Fig 5. Gene families related to skeletogenesis and biomineralization in the genome of A. japonicus.

(A) Comparison of the skeleton from A. japonicus and S. purpuratus. (B) The comparison of the copy numbers of biomineralization-related genes in 3 echinoderms, A. japonicus, S. purpuratus, and A. planci, and the hemichordate S. kowalevskii. Biomineralization-related genes are apparently contracted in A. japonicus. (C) The expression levels of biomineralization-related genes at early developmental stages of A. japonicus (red) and S. purpuratus (black). The expression level of these genes at different development stages is calculated relative to a housekeeping gene (tubulin). Compared with sea urchin, there is a significant gene loss in the A. japonicus genome, and the expression levels for those genes at different development stages are relatively low. The data underlying Fig 5B and 5C can be found in S3 Data.

Fig 6. Prostatic secretory protein of 94 amino acids (PSP94)-like gene family in the genome of A. japonicus.

(A) A heatmap showing the expression profile of tandem-duplicated gene clusters during the intestinal regeneration of A. japonicus. It depicts the cluster ID, the repeat number, and the expression profile. The color represents the relative expression level (fragments per kilobase of transcript per million mapped reads [FPKM] value) of the gene clusters during the intestinal regeneration. The Scaffold889 with 11 tandem-duplicated genes (blue asterisk) shows significant up-regulation post evisceration. (B) The detailed expression of 11 PSP94-like genes located on Scaffold889 at different time points post evisceration. The scale covers log expression values. Genes are clustered by Euclidean distance of the log₁₀(FPKM+1) value and grouped with average-linkage clustering. (C) The distribution and alignment of the PSP94-like gene family. Eleven PSP94-like genes are tandemly arranged on Scaffold889. Arrows denote the transcriptional orientation. The amino acid sequence alignment and domain prediction of proteins coded by these PSP94-like genes show highly conserved cysteine residues in the PSP94 domain. The data underlying Fig 6B and 6C can be found in S3 Data.

Fig 7. Genes involved in the intestine regeneration of A. japonicus.

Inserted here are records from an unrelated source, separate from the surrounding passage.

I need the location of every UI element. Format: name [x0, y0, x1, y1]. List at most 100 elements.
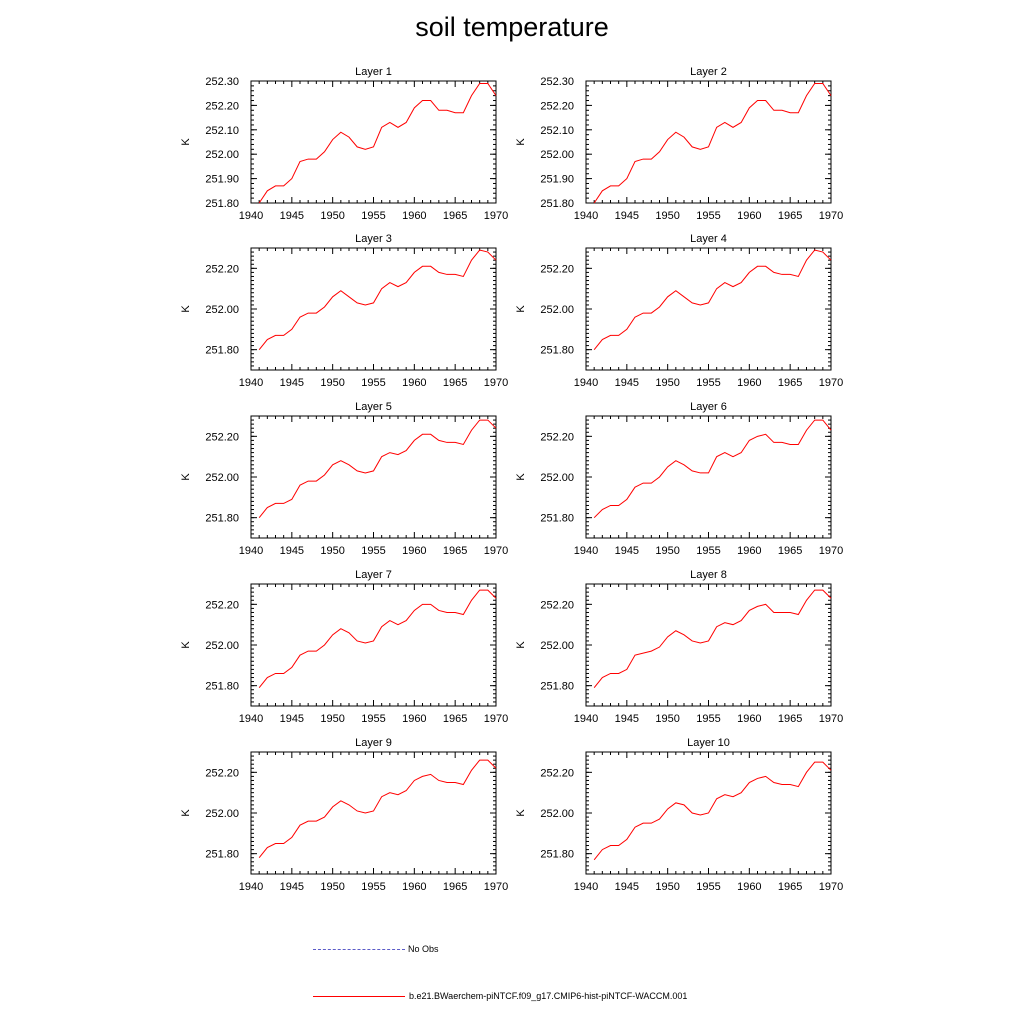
y-axis-label: K [515, 809, 527, 817]
y-tick-label: 251.80 [205, 198, 239, 210]
y-tick-label: 252.00 [205, 640, 239, 652]
x-tick-label: 1955 [361, 881, 385, 893]
y-tick-label: 252.00 [205, 149, 239, 161]
x-tick-label: 1970 [819, 210, 843, 222]
y-tick-label: 252.10 [540, 125, 574, 137]
series-line [593, 249, 832, 350]
plot-frame [585, 247, 832, 371]
y-tick-label: 251.80 [205, 513, 239, 525]
series-line [258, 82, 497, 204]
x-tick-label: 1945 [615, 377, 639, 389]
x-tick-label: 1950 [320, 545, 344, 557]
x-tick-label: 1960 [402, 713, 426, 725]
x-tick-label: 1965 [778, 377, 802, 389]
panel-title: Layer 9 [355, 737, 392, 749]
x-tick-label: 1945 [280, 713, 304, 725]
x-tick-label: 1940 [574, 713, 598, 725]
y-tick-label: 252.00 [540, 640, 574, 652]
plot-frame [585, 583, 832, 707]
x-tick-label: 1950 [320, 713, 344, 725]
x-tick-label: 1970 [484, 713, 508, 725]
x-tick-label: 1955 [696, 713, 720, 725]
y-axis-label: K [515, 641, 527, 649]
x-tick-label: 1945 [615, 545, 639, 557]
x-tick-label: 1955 [696, 210, 720, 222]
panel-3: Layer 3 K 1940 1945 1950 1955 1960 1965 1970 251.… [180, 233, 508, 389]
x-tick-label: 1960 [402, 377, 426, 389]
x-tick-label: 1950 [655, 210, 679, 222]
x-tick-label: 1965 [778, 713, 802, 725]
y-tick-label: 252.30 [205, 76, 239, 88]
x-tick-label: 1965 [778, 545, 802, 557]
x-tick-label: 1940 [239, 713, 263, 725]
panel-8: Layer 8 K 1940 1945 1950 1955 1960 1965 1970 251.… [515, 569, 843, 725]
y-tick-label: 252.20 [540, 263, 574, 275]
plot-frame [585, 80, 832, 204]
y-tick-label: 251.80 [540, 345, 574, 357]
x-tick-label: 1955 [696, 881, 720, 893]
x-tick-label: 1970 [484, 881, 508, 893]
y-tick-label: 251.90 [540, 174, 574, 186]
x-tick-label: 1950 [320, 377, 344, 389]
y-tick-label: 251.80 [205, 345, 239, 357]
y-axis-label: K [515, 473, 527, 481]
x-tick-label: 1950 [320, 210, 344, 222]
x-tick-label: 1970 [484, 210, 508, 222]
y-axis-label: K [515, 138, 527, 146]
x-tick-label: 1960 [402, 545, 426, 557]
x-tick-label: 1960 [737, 713, 761, 725]
x-tick-label: 1960 [402, 210, 426, 222]
panel-title: Layer 7 [355, 569, 392, 581]
y-tick-label: 252.30 [540, 76, 574, 88]
x-tick-label: 1955 [361, 545, 385, 557]
y-tick-label: 251.80 [540, 681, 574, 693]
y-tick-label: 251.80 [540, 198, 574, 210]
panel-10: Layer 10 K 1940 1945 1950 1955 1960 1965 1970 251… [515, 737, 843, 893]
x-tick-label: 1955 [696, 545, 720, 557]
y-tick-label: 251.80 [540, 849, 574, 861]
x-tick-label: 1960 [737, 881, 761, 893]
panel-title: Layer 1 [355, 66, 392, 78]
panel-9: Layer 9 K 1940 1945 1950 1955 1960 1965 1970 251.… [180, 737, 508, 893]
x-tick-label: 1945 [280, 210, 304, 222]
x-tick-label: 1955 [361, 377, 385, 389]
x-tick-label: 1960 [737, 377, 761, 389]
y-tick-label: 252.00 [205, 472, 239, 484]
y-tick-label: 252.20 [205, 263, 239, 275]
y-tick-label: 252.00 [540, 808, 574, 820]
panel-title: Layer 10 [687, 737, 730, 749]
x-tick-label: 1965 [443, 713, 467, 725]
x-tick-label: 1970 [819, 881, 843, 893]
y-tick-label: 252.00 [205, 304, 239, 316]
y-tick-label: 252.20 [540, 100, 574, 112]
x-tick-label: 1970 [819, 545, 843, 557]
x-tick-label: 1940 [239, 881, 263, 893]
x-tick-label: 1960 [737, 545, 761, 557]
y-tick-label: 251.80 [205, 681, 239, 693]
x-tick-label: 1970 [484, 545, 508, 557]
y-tick-label: 252.20 [205, 767, 239, 779]
x-tick-label: 1970 [484, 377, 508, 389]
series-line [258, 249, 497, 350]
y-tick-label: 252.00 [540, 149, 574, 161]
plot-frame [585, 415, 832, 539]
y-axis-label: K [515, 305, 527, 313]
x-tick-label: 1940 [574, 545, 598, 557]
y-tick-label: 252.20 [540, 431, 574, 443]
y-tick-label: 251.80 [205, 849, 239, 861]
y-tick-label: 251.90 [205, 174, 239, 186]
y-tick-label: 252.20 [205, 100, 239, 112]
y-tick-label: 252.10 [205, 125, 239, 137]
x-tick-label: 1965 [443, 881, 467, 893]
x-tick-label: 1965 [443, 377, 467, 389]
y-tick-label: 252.00 [540, 304, 574, 316]
y-tick-label: 252.00 [540, 472, 574, 484]
x-tick-label: 1955 [696, 377, 720, 389]
x-tick-label: 1940 [239, 545, 263, 557]
panel-title: Layer 3 [355, 233, 392, 245]
x-tick-label: 1940 [239, 210, 263, 222]
plot-frame [250, 583, 497, 707]
plot-frame [250, 247, 497, 371]
x-tick-label: 1945 [615, 713, 639, 725]
y-tick-label: 252.20 [540, 767, 574, 779]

(A) Regeneration diagram showing A. japonicus (a) undergoing evisceration, (b) immediately post evisceration, and (c) after complete recovery. (B) A heatmap showing the expression profile of molecular events applicable to the intestinal regeneration of A. japonicus. It depicts the molecular events identified in this study in relation to the morphological diversification of regeneration in a diagrammatic sketch. The height and the color of trapezium represent the relative expression level (fragments per kilobase of transcript per million mapped reads [FPKM] value per gene) during the regeneration. High-expressed and low-expressed genes are labeled in red and green, respectively. Extracellular matrix (ECM)-related genes (collagen and fibropellin), signaling pathways (Wnt, bone morphogenetic protein-related genes, and epidermal growth factor-related genes), and myogenesis-related genes (tubulin) are activated at the early stage of regeneration (0–3 days post evisceration [dpe]). During the middle stage of regeneration (3–7 dpe), factors related to hormonal regulation are up-regulated. In the late stages of regeneration, ECM-related genes (tenascin, FRAS1, and collagen) and myogenesis-related genes (actin and myosin) show up-regulated expression. The physiological events happening during regeneration are shown below the x-axis. The data underlying Fig 7B can be found in S3 Data. FREP, fibrinogen-related protein.